I have used TestLink and found it okayish, but I cannot say I enjoyed using it. Has anyone had any experience with Fitnesse? Or are there any other free tools out there that you have used and found satisfactory?
You should definitely try out Klaros-Testmanagement http://www.klaros-testmanagement.com which has an free, unrestricted Community Edition.
Yes, we do run tests, but not nearly as many as I'd like !
I highly recommend TestLink - the list of tools that you linked to shows that it's had more downloads than all of the other tools put together.
I've used QualityCenter/TestDirectory for a long time.
I'm now using testlink and I must say that I prefer QualityCenter/TestDirectory by far, even if it based on some buggy ActiveX control.
QualityCenter/TestDirectory is more easier to use and the interface is quite better.
TestLink and QualityCenter/TestDirectory are mainly for manual test case (however, you can use Quick Test Pro on QualityCenter/TestDirectory to automatize your tests).
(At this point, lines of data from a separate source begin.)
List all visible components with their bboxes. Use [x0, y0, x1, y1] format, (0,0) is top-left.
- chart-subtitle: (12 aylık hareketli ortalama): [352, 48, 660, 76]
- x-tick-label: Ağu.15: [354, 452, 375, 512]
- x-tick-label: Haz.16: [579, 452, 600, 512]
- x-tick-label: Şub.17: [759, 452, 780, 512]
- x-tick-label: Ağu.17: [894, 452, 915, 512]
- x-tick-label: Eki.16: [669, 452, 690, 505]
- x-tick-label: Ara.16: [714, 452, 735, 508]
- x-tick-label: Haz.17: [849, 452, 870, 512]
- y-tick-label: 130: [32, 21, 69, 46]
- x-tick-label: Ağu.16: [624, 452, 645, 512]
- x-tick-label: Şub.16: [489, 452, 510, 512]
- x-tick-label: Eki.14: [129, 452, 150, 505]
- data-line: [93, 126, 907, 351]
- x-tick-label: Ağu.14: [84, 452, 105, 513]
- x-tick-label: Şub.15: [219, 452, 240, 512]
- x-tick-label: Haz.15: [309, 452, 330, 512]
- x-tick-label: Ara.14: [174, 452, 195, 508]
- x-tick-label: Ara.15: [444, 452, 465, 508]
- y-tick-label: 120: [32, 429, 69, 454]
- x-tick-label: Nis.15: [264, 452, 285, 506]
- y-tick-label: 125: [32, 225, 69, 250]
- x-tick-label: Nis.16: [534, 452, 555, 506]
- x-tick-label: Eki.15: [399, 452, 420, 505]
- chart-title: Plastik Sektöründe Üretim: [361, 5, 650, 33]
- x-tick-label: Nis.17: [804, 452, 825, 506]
Fitnesse is another kind of tool in my mind : basically, you write your test case on a wiki and link that to a JUnit test. Another tools like that are GreenPepper, Concordion, etc.
PractiTest is a very good option. Not free but very affordable - http://www.practitest.com
A little late on this one, but I would have to suggest you try TestLodge for your manual test management. It works in a simular way to what TestLink does, but it gives off a more professional interface and is something that we also allow our clients to use for their uat phase.
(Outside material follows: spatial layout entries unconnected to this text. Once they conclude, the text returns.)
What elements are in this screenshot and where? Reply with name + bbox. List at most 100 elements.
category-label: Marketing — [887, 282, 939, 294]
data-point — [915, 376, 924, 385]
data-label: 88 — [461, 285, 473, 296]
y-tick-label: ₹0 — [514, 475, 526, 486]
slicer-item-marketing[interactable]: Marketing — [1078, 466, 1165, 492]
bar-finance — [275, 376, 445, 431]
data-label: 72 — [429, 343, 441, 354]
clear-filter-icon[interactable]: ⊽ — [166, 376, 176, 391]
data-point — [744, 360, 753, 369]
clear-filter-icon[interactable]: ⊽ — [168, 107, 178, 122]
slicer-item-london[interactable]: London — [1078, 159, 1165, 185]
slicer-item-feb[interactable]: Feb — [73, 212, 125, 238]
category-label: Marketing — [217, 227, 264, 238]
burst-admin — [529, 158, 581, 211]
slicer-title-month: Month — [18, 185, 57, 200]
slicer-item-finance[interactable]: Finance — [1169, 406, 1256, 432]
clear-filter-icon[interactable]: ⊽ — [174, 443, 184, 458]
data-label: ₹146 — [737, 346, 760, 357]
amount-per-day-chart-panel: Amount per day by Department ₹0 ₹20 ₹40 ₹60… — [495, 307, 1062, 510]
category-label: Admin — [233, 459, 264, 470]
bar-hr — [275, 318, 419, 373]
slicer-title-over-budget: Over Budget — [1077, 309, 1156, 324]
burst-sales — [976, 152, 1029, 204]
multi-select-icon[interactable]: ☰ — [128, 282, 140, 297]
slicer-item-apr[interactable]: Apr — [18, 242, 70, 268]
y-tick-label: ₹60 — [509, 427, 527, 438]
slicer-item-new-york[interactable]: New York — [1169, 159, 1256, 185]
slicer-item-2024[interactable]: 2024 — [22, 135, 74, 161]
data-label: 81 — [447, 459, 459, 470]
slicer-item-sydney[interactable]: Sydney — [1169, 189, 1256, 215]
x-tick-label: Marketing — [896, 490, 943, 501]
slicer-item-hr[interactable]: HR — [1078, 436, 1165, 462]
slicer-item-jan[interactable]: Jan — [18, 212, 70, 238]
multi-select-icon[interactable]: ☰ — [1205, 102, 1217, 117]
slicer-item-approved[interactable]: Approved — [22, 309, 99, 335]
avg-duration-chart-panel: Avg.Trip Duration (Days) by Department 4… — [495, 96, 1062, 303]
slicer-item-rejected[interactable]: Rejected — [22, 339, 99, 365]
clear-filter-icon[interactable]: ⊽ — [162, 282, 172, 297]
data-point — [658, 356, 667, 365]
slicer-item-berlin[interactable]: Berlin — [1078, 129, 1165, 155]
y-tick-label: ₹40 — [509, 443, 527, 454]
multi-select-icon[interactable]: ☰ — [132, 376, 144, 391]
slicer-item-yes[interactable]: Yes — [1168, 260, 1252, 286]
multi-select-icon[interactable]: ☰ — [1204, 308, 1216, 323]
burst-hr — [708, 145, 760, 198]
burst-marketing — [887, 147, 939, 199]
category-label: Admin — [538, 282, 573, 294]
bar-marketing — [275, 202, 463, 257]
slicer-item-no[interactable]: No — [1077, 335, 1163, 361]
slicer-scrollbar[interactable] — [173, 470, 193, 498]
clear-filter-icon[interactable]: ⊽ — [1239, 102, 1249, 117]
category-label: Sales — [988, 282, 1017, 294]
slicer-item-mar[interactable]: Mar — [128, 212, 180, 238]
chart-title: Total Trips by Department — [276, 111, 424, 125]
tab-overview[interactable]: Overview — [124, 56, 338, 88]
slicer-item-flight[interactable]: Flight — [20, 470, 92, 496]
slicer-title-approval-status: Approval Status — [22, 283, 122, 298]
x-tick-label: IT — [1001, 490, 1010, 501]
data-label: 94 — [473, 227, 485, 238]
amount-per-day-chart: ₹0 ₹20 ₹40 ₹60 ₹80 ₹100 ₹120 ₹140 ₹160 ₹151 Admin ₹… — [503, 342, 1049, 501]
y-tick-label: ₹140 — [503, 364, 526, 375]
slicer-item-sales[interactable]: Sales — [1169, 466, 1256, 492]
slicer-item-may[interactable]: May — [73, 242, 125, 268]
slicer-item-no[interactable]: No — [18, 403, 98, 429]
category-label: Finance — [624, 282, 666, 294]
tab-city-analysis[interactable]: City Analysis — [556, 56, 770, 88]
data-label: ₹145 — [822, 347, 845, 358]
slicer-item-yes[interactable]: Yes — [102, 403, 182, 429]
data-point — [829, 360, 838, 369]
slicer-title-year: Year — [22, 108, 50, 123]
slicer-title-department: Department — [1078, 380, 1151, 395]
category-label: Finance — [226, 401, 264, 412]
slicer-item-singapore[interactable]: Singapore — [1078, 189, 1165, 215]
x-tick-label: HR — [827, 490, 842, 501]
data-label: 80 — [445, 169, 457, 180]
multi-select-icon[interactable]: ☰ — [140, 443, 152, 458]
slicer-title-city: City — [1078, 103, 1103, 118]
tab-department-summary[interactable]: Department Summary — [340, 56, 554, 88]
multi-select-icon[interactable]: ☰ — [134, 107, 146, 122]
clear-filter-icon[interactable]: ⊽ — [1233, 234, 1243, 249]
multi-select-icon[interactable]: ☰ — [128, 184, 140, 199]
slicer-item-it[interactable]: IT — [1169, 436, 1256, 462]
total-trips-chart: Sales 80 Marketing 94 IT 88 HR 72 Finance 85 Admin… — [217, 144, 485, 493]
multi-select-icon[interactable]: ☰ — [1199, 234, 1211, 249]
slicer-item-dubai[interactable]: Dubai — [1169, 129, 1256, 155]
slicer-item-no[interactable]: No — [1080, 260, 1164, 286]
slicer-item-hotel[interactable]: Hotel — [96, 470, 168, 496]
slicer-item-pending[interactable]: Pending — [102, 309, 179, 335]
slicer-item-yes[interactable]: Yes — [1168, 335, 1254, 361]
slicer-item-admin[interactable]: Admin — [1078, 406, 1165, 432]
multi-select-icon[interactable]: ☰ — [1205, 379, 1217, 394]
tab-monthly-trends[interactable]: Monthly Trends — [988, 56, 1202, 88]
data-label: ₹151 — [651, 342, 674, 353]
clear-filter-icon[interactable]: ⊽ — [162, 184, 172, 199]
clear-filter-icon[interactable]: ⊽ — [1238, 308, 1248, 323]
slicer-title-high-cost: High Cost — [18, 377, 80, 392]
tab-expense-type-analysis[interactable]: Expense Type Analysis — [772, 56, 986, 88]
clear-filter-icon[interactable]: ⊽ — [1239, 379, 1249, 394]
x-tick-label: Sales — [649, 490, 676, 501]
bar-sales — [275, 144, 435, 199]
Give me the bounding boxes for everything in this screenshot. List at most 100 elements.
We use Quality Center / Test Director stuff. Its expensive as far as I know, and it's not that great.
I've heard good things about Fitnesse but I don't know how good it's test tracking is.
I know I just recently saw a slick looking test tracker for Trac or something, but I can't find it now...
Quality Center. It's expensive, but it is the best
I'm with Patrick - good ol' office tools :)
I just write mine in Microsoft Word
This is the structure I developed: Writing a System Test Plan.
One thought, and perhaps not a good one, would be to have every test submit a ticket to your ticketing system when it's run indicating the test name, build version, and date, and test results.
That would make the results searchable later-on.
We use a home-grown Access database.
This database keeps track of our requirements, test cases, test plan and test runs. We're able to produce an up-to-date RVTM, keep track of progress against the plan, and assign tasks to testers. We integrated it with Outlook, so each tester is assigned a task from the plan by the QA lead. When they're complete, they just tick it off in Outlook and it updates the database.
For our small team of testers it works nicely, and we're free to customize it however we want.